The friends were all homeschoolers, as well, of course, so nobody thought that this was weird.
The kids think that this is a bombus impatiens, or Common Eastern Bumblebee.
Its identification was impaired, unfortunately, since I did not realize that the best way to photograph a bee for identification is to photograph it from the top. You get a clear view of the coloring of its head, abdomen, and thorax that way. Ah, well... an identification that pins it as part of the most common of our bumblebee species is probably not incorrect.
This photo and all the accompanying information are now at Bumble Bee Watch, waiting for an identification to be confirmed by an expert. So exciting!
Will tried her best at prepping and pinning a butterfly, but unfortunately it did not go well.
This is possibly a Northwestern Fritillary.
We watched a video tutorial together, one that I think explained the process pretty well, but the reality is that, like many things, it's very, very difficult to do without practice. Will also forgot to use paper strips to hold down the wings, instead using more pins, but of course without the paper strips the wings curled up and the pins tore them.
I really, really, really do not want to pin a butterfly, but I think I'm going to have to learn how to do this for myself, so that I can better teach her. Sigh...
I only permit Will to catch and euthanize (we're quite satisfied with the freezer method) butterflies that are common in our neighborhood, so she didn't catch this next one; instead I again chased after it like a loon, and it led me a merry chase! At one point it actually flew OVER THE HOUSE, so that I had to run around the entire house like a maniac, screaming to everyone else "Where is it? Where is it?!?"
Matt was all, "It's back at the same flower that it started at! Can you just stop chasing it and let it settle?"
This, the kids think, is a male Eastern Tiger Swallowtail:
They're apparently, at least according to the information that the kids found, more common than the Northern Fritillary, but we see loads of Fritillaries, and this is the first Eastern Tiger Swallowtail that I have ever seen in our yard.
For all the work that we put into our gardens this year, the number of things growing in them is pitifully small--several strawberry plants that I didn't get a single strawberry from, a pumpkin plant that's currently growing one pumpkin, a couple of basil, three tomato plants, and three peppers.
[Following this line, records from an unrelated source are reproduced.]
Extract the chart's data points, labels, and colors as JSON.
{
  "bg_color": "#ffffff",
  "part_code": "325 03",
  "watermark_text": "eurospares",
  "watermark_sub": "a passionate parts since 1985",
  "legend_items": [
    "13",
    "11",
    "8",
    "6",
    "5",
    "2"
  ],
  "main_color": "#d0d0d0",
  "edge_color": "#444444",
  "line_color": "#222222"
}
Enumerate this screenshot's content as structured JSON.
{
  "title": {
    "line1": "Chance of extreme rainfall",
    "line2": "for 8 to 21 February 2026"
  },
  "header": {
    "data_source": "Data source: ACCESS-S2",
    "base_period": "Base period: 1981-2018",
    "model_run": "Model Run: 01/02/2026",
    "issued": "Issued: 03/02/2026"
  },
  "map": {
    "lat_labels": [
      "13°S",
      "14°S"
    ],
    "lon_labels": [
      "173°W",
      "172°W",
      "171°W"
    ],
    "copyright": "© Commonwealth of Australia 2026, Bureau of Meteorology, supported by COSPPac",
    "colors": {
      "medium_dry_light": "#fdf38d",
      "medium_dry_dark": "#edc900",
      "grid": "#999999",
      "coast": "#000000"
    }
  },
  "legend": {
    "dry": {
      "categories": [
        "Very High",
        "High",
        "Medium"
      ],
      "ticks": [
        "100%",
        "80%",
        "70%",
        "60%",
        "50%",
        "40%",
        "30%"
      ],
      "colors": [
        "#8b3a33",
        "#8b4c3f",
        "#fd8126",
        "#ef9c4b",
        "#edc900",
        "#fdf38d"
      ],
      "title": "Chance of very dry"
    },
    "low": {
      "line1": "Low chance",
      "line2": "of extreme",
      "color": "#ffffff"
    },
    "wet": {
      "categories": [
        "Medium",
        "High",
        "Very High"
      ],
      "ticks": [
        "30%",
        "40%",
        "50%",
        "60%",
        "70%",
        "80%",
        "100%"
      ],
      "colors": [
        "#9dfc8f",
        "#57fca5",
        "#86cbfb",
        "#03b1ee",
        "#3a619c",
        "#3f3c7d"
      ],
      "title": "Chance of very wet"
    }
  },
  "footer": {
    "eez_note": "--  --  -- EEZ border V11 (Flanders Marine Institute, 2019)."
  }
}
This butterfly garden of Will's sports only two milkweed, a prairie something-or-other, and this beautiful plant that the swallowtail loves--a friend gave the seedling to Syd for her birthday, and told her that it was a Mexican sunflower.
It makes me very happy, though, that even this one flowering plant is enough to bring in butterflies for us to enjoy. Next year, I WILL have more flowers, and I WILL have more bees and butterflies!